Baltimore Man Gets 70 Years for Penn North Carryout Shooting, Robbery
LaForrest Morgan got 70 years for shooting a man twice inside a Penn North carryout and stealing his Air Jordan bag; he was prohibited from owning a gun before he fired a single shot.

A Baltimore jury convicted LaForrest Morgan of attempted second-degree murder and multiple firearms charges on March 25, then watched a judge hand him 70 years for a confrontation that started across a carryout counter on Pennsylvania Avenue and ended with a man shot twice in the stomach and robbed of his sneaker bag.
The sentence requires Morgan to serve the first 25 years without any possibility of parole. No parole board. No early release consideration. A mandatory quarter-century before the question even comes up. The charges that drove the number: attempted second-degree murder, possession of a firearm after a prior conviction, and additional weapons offenses.
That middle charge is doing significant structural work here. Court records show Morgan was convicted of manslaughter in 2002 and possession with intent to distribute in 1999. Both convictions barred him from legally owning a firearm. When he pulled a handgun inside No. 1 Chinese Carryout on June 28, 2024, around 9 p.m., he was already committing a separate felony before he fired a single round. Prosecutors built a prohibited-possessor charge on top of the attempted murder, and that stack is a large part of why a non-fatal shooting results in a sentence of this length.

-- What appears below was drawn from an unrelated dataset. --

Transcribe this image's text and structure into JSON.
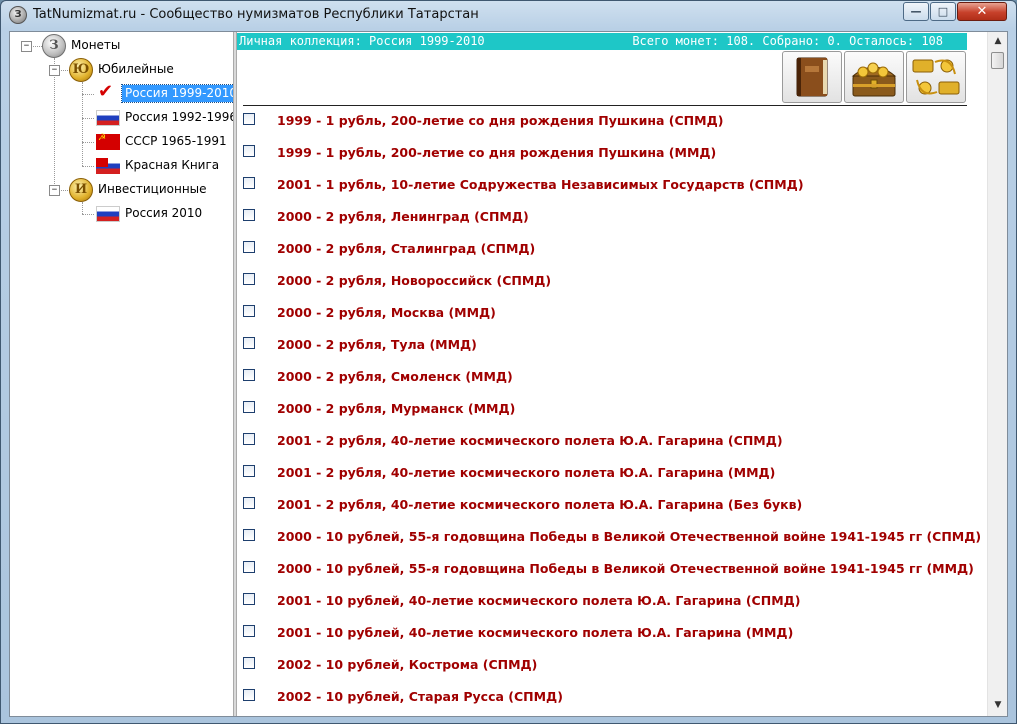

The incident began as a physical altercation between Morgan and a 29-year-old man inside the restaurant. Morgan drew the handgun and shot the victim twice in the stomach, then attempted a third round that missed. He grabbed the victim's blue and orange Air Jordan bag and its contents and left the scene with the property, according to court records.

The victim survived. State's Attorney Ivan J. Bates called that outcome a matter of luck, not circumstance. "It is nothing short of a miracle that the victim survived this blatant shooting," Bates said in a statement. Bates credited Baltimore Police detectives and his office's Gun Violence Enforcement Division with building the case.
Investigators identified Morgan through surveillance footage collected from inside the carryout and interviews with witnesses present during the shooting. Two separate Baltimore City police officers who recognized Morgan from prior arrests confirmed his identity after reviewing the footage.
Seventy years for a non-fatal shooting is a number worth examining. Morgan's 2002 manslaughter conviction and his 1999 drug conviction made him a prohibited possessor the moment he touched the gun. The attempted murder charge added the primary weight. And the robbery, committed on a victim already bleeding from two gunshot wounds to the stomach in a neighborhood carryout at 9 p.m. on a Friday, gave prosecutors a case that fit precisely the profile the Gun Violence Enforcement Division was built to prosecute. The first 25 years are mandatory. Morgan will be well into his sentence before parole is even a conversation.